Ataque confirmado à ANCPI congela registro imobiliário romeno
Confirmado: a ANCPI, agência nacional de cadastro e registro imobiliário da Romênia, sofreu um ataque cibernético a partir de 14/07/2026 que derrubou toda a sua infraestrutura de TI e travou o mercado imobiliário nacional. O ponto de conflito não é se houve ataque — a agência já admitiu — mas a extensão: o ator ByteToBreach alega apagamento da base e roubo de dados de cidadãos e código-fonte; a ANCPI e o regulador DNSC afirmam que as bases técnicas e jurídicas não foram comprometidas e que não há evidência de furto de dados pessoais. Nosso registro anterior (ator não identificado, sem data, selo 'claimed/unverified') está desatualizado e é corrigido aqui.
Juízos analíticos
Cada avaliação vem com seu nível de confiança declarado, conforme a prática de inteligência (ICD 203 / FIRST). Confiança alta não é certeza; confiança baixa não é chute — é o peso que a evidência disponível sustenta.
Houve efetivamente um ataque cibernético contra a ANCPI iniciado em 14/07/2026, não apenas uma alegação — a própria agência confirmou publicamente após inicialmente descrevê-lo como 'incidente técnico'.
O vetor inicial foi combinação de credenciais válidas comprometidas com vulnerabilidades conhecidas e não corrigidas; não há evidência de zero-day ou de ataque sofisticado.
Existe divergência substantiva e ainda não resolvida entre a versão do ator (apagamento da base e exfiltração de dados de cidadãos e código-fonte) e a versão oficial (bases técnica e jurídica intactas, sem furto de dados pessoais detectado). A recuperação via backups offline sugere que houve, de fato, destruição de dados em produção — o que enfraquece parcialmente a mensagem tranquilizadora oficial.
A atribuição do persona ByteToBreach a Zakaria Mahdjoub (Oran, Argélia) é uma avaliação de inteligência da KELA baseada em artefatos digitais, não uma acusação judicial nem confirmação independente; a Reuters não conseguiu verificá-la e o próprio ator afirma agir sozinho, negando ser um grupo.

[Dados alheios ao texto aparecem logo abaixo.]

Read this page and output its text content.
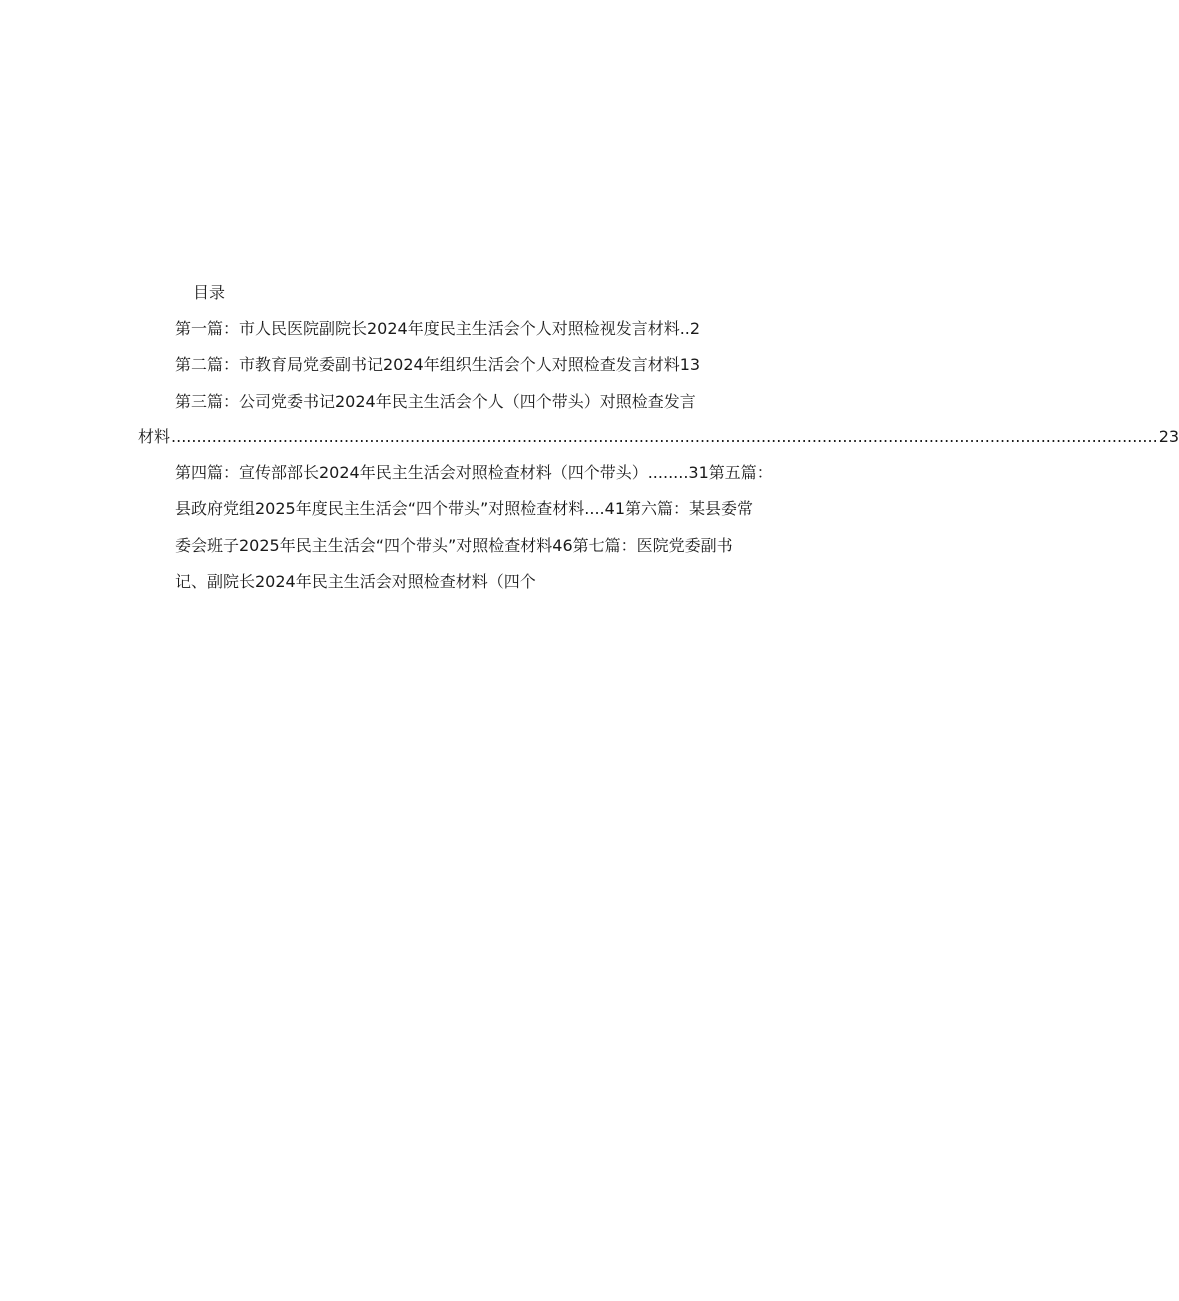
目录
第一篇：市人民医院副院长2024年度民主生活会个人对照检视发言材料..2
第二篇：市教育局党委副书记2024年组织生活会个人对照检查发言材料13
第三篇：公司党委书记2024年民主生活会个人（四个带头）对照检查发言
材料 .................................................................................................................................................................................................. 23
第四篇：宣传部部长2024年民主生活会对照检查材料（四个带头）........31第五篇：
县政府党组2025年度民主生活会“四个带头”对照检查材料....41第六篇：某县委常
委会班子2025年民主生活会“四个带头”对照检查材料46第七篇：医院党委副书
记、副院长2024年民主生活会对照检查材料（四个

A motivação foi financeira (extorsão), sem indício de ator estatal, e o incidente é tratado pelo DNSC como desvinculado de outros ataques recentes a instituições romenas.
O número de registros afetados permanece indeterminado: nem o ator quantificou de forma verificável, nem a ANCPI divulgou volume; o DNSC afirma que 'certas categorias de dados' foram exfiltradas, 'mas não uma quantidade muito grande'.
Análise
Corrigimos primeiro o nosso próprio registro. A organização é a ANCPI — Agenția Națională de Cadastru și Publicitate Imobiliară, traduzida na imprensa internacional como National Agency for Cadastre and Land Registration ou Real Estate Advertising. O incidente não começou em 20/07 nem é uma mera alegação: a ANCPI sofreu grande interrupção em terça-feira, 14 de julho, quando o app e-Terra ficou indisponível, e o que primeiro foi declarado 'incidente técnico major' foi depois confirmado como ataque cibernético. Existe ator identificado: o persona ByteToBreach reivindicou publicamente. Portanto o selo 'claimed/unverified' deve migrar para incidente confirmado, com a ressalva de que a EXTENSÃO permanece disputada.
As quatro camadas do caso divergem de forma relevante. O que a VÍTIMA admite: a ANCPI disse que o ataque não comprometeu suas bases de dados técnica e jurídica — os registros centrais com informação cadastral, mapas e dados legais de propriedade e hipotecas. O que o ATOR alega: segundo suas próprias afirmações, ByteToBreach extraiu vastas bases com informação sensível de cidadãos romenos e obteve cópia integral dos servidores GitLab, comprometendo o código-fonte de sistemas como e-Terra e RENNS, além de alegar ter implantado ransomware na rede da agência. O que o REGULADOR afirma: o diretor do DNSC declarou não ter detectado até então dados pessoais ou certificados de carte funciară roubados, mas confirmou que o ator publicou amostras de credenciais e fragmentos de código, e que 'com certeza exfiltraram certas categorias de dados, mas não uma quantidade muito grande'.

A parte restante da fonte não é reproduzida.